Barrie Deas, chief executive of the National Federation of Fishermen’s Organisations (NFFO), says Boris Johnson’s Brexit deal is “a defeat”, with the Tory accused of having “bottled it” on fishing and “sacrificed” the country’s long-suffering fishermen.

“When push came to shove, despite the legal, moral and political strength of our case, fishing was sacrificed,” Deas lamented in a St Stephen’s Day interview reacting to news that Johnson’s deal included a further five-and-a-half year “transition” for EU trawlers — on top of the almost four years they have already had since the 2016 vote to leave the EU — to plunder British fisheries, with promises of full sovereignty after this period looking increasingly shaky.

“[T]he EU made the whole trade deal contingent on a UK surrender on fisheries,” the fishing industry leader continued.

“In the end-game, the Prime Minister made the call and caved in on fish, despite the rhetoric and assurances that he would not do what Ted Heath did in 1973,” he added.

Edward ‘Ted’ Heath was the controversial Tory prime minister who took Britain into the European Economic Community (EEC), as the EU then was, without a referendum.

Brussels had changed its rules to designate fisheries as a so-called “common resource” until its management right before the British joined, bringing the richest fisheries in Western Europe with them, in a move which would prove devastating for the country’s fishermen as the bloc shared out the lion’s share of stocks to foreign fleets.

Heath had known the Common Fisheries Policy (CFP) would deliver a hammer blow to the British fishing industry but pressed on anyway, with official notes released decades later revealing officials had decided fishermen were “expendable”.

Claims by the Prime Minister and his team that 25 per cent of the fish the EU currently takes from British waters — far less than British negotiators had been asked for, and a far cry from the full control over national fisheries enjoyed by countries such as Iceland and Norway — will be returned, little by little, over the course of the transition are also being questioned by groups such as Fishing for Leave and former Brexit Party politicians including Martin Daubney, who are struggling to find how even this modest figure has been arrived at based on their own readings of the published figures.

“The deal means we’re still tied to the apron strings of the EU, we’re not an independent coastal state,” agreed Jim Portus, chief executive of the South West Fish Producers Organisation.

“I’m at the end of my working life but [Boris Johnson] made promises directly to fishermen and I am very disappointed for them.
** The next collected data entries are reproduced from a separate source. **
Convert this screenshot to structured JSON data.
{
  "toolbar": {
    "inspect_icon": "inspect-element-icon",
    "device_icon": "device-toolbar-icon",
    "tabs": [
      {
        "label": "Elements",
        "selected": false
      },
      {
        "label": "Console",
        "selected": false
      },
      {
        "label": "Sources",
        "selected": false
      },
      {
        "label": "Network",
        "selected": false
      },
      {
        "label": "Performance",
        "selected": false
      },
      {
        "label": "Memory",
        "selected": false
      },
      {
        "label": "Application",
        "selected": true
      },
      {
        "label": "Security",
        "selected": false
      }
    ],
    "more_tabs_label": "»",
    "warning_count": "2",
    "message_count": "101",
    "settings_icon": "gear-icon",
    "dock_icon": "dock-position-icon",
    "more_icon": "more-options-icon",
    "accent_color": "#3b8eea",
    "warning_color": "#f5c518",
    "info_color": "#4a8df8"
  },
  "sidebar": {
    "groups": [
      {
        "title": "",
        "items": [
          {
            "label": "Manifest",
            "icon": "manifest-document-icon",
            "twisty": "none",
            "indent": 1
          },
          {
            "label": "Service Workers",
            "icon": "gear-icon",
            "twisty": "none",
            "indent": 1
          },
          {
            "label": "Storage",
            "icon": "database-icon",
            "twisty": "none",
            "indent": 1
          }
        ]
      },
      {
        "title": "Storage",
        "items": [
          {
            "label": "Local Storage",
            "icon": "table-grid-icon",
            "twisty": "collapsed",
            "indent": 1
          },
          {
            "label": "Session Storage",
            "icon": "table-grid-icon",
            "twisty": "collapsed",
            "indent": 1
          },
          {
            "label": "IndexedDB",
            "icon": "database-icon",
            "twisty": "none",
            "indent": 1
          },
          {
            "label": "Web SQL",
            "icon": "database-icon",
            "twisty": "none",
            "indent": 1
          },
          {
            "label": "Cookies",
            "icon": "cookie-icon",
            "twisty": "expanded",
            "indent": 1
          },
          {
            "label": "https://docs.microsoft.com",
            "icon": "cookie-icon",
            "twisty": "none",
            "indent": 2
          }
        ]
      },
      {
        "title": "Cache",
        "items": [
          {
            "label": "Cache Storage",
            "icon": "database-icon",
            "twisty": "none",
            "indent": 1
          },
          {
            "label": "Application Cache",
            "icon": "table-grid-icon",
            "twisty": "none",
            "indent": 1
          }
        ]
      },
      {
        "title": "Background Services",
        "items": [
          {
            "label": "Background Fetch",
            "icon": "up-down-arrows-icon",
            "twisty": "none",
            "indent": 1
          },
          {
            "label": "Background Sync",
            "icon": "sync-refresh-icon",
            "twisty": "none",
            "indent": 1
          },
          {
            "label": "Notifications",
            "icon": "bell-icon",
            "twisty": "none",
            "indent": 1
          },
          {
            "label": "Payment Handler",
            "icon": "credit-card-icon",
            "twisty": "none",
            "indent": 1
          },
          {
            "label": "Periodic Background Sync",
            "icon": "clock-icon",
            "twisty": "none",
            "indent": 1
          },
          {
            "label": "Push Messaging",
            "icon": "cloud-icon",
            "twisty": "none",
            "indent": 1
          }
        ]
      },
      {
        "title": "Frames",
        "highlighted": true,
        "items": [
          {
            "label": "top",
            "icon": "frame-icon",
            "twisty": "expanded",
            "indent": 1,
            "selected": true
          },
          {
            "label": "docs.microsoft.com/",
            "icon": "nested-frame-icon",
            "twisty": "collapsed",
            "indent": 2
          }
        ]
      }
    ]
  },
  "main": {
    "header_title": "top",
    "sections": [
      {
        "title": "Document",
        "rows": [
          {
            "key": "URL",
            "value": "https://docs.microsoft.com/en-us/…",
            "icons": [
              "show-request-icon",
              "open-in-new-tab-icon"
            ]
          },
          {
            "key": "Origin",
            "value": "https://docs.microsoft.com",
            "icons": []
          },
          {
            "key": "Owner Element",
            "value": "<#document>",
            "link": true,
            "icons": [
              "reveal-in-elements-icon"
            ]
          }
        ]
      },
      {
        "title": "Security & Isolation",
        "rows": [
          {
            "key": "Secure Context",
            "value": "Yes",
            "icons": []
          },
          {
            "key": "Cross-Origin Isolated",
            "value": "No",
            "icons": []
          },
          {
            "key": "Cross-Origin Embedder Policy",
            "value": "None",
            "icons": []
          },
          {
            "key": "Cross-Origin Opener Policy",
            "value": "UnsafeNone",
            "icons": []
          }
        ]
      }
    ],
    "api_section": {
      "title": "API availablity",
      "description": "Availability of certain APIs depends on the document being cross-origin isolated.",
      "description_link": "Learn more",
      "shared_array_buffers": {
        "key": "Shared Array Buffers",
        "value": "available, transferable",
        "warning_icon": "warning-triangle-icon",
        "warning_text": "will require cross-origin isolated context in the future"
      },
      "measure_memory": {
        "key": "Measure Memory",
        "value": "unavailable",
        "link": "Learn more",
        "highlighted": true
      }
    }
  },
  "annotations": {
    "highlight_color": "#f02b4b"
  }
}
We should be rebuilding our fleet, encouraging our youngsters. We should be planning for a resurgence instead of being sold down the river again,” he said.

“Really annoyingly embodied in the deal is a reference to penalties and compensation which must be paid to foreign fishermen if we decide to deny them access to our 12-mile limit in five years’ time. It is disgraceful that he [Johnson] has allowed himself to be dictated to by Brussels,” he added.
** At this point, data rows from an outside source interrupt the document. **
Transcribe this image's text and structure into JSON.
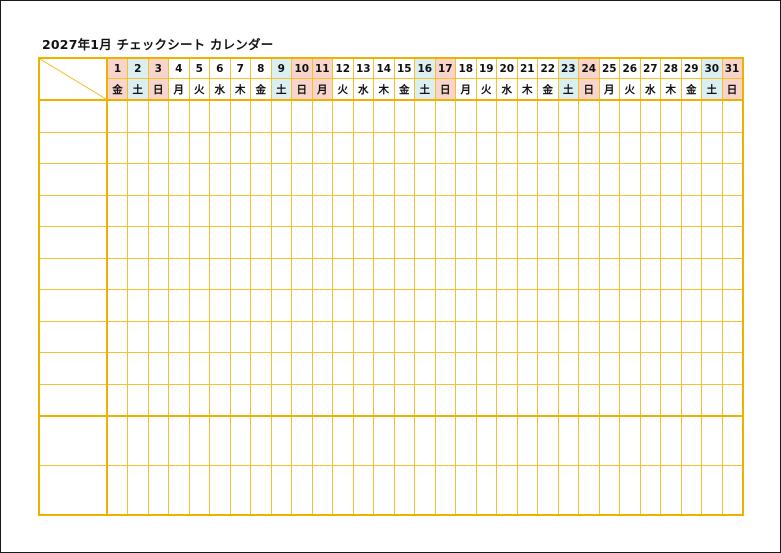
{
  "title": "2027年1月 チェックシート カレンダー",
  "colors": {
    "grid": "#f5c030",
    "grid_bold": "#f0b000",
    "saturday_bg": "#dbeff3",
    "sunday_holiday_bg": "#f7d5cb"
  },
  "days": [
    {
      "date": "1",
      "weekday": "金",
      "type": "holiday"
    },
    {
      "date": "2",
      "weekday": "土",
      "type": "sat"
    },
    {
      "date": "3",
      "weekday": "日",
      "type": "sun"
    },
    {
      "date": "4",
      "weekday": "月",
      "type": "weekday"
    },
    {
      "date": "5",
      "weekday": "火",
      "type": "weekday"
    },
    {
      "date": "6",
      "weekday": "水",
      "type": "weekday"
    },
    {
      "date": "7",
      "weekday": "木",
      "type": "weekday"
    },
    {
      "date": "8",
      "weekday": "金",
      "type": "weekday"
    },
    {
      "date": "9",
      "weekday": "土",
      "type": "sat"
    },
    {
      "date": "10",
      "weekday": "日",
      "type": "sun"
    },
    {
      "date": "11",
      "weekday": "月",
      "type": "holiday"
    },
    {
      "date": "12",
      "weekday": "火",
      "type": "weekday"
    },
    {
      "date": "13",
      "weekday": "水",
      "type": "weekday"
    },
    {
      "date": "14",
      "weekday": "木",
      "type": "weekday"
    },
    {
      "date": "15",
      "weekday": "金",
      "type": "weekday"
    },
    {
      "date": "16",
      "weekday": "土",
      "type": "sat"
    },
    {
      "date": "17",
      "weekday": "日",
      "type": "sun"
    },
    {
      "date": "18",
      "weekday": "月",
      "type": "weekday"
    },
    {
      "date": "19",
      "weekday": "火",
      "type": "weekday"
    },
    {
      "date": "20",
      "weekday": "水",
      "type": "weekday"
    },
    {
      "date": "21",
      "weekday": "木",
      "type": "weekday"
    },
    {
      "date": "22",
      "weekday": "金",
      "type": "weekday"
    },
    {
      "date": "23",
      "weekday": "土",
      "type": "sat"
    },
    {
      "date": "24",
      "weekday": "日",
      "type": "sun"
    },
    {
      "date": "25",
      "weekday": "月",
      "type": "weekday"
    },
    {
      "date": "26",
      "weekday": "火",
      "type": "weekday"
    },
    {
      "date": "27",
      "weekday": "水",
      "type": "weekday"
    },
    {
      "date": "28",
      "weekday": "木",
      "type": "weekday"
    },
    {
      "date": "29",
      "weekday": "金",
      "type": "weekday"
    },
    {
      "date": "30",
      "weekday": "土",
      "type": "sat"
    },
    {
      "date": "31",
      "weekday": "日",
      "type": "sun"
    }
  ],
  "rows": {
    "check_rows": [
      "",
      "",
      "",
      "",
      "",
      "",
      "",
      "",
      "",
      ""
    ],
    "note_rows": [
      "",
      ""
    ]
  }
}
Portus’s remarks on “penalties and compensation” touches on a growing concern among Brexiteers attempting to pore over the extremely lengthy deal agreement, clinched on Christmas Eve and not immediately released for scrutiny, leaving very little time to find any serious issues before the end of the year.

Brexiteers supportive of Johnson fondly imagine that the fisheries “transition” is just one more bitter pill that must be swallowed ahead of full sovereignty, with the much-diminished British fishing fleet rebuilt in the meantime — but some are arguing it is not at all clear that this is what will happen, despite Johnson’s assurances, pointing to language in the deal which suggests similar arrangements are to be carried forward once the five-and-a-half years are up.

It is also unclear if the deal allows for any rectification of rules which allow foreign trawlers which operate out of foreign ports from simply flagging as British in order to erode what little quota is left to Britain — a tactic the British were prevented from banning in the 1980s when judges rules that doing so would violate European law.

It is not immediately clear what the Prime Minister has received from the EU in return for having “sacrificed” fishing, either.

The 40+ billion euro “divorce” settlement the EU demanded is still to be paid in full, Northern Ireland will be subject to EU rules and regulations enforced by EU personnel deployed to the British province, including a partial economic border with Great Britain, and competition and tendering rules which have seen public contracts even for Britain’s post-Brexit blue passports awarded to foreign firms will essentially remain in place, for example.

It is true that the Prime Minister has secured free trade in goods, but this massively benefits the EU, which sells far more to the United Kingdom vice versa.

Trade in services, where the advantage belonged to Britain, was not covered by the deal in the same way.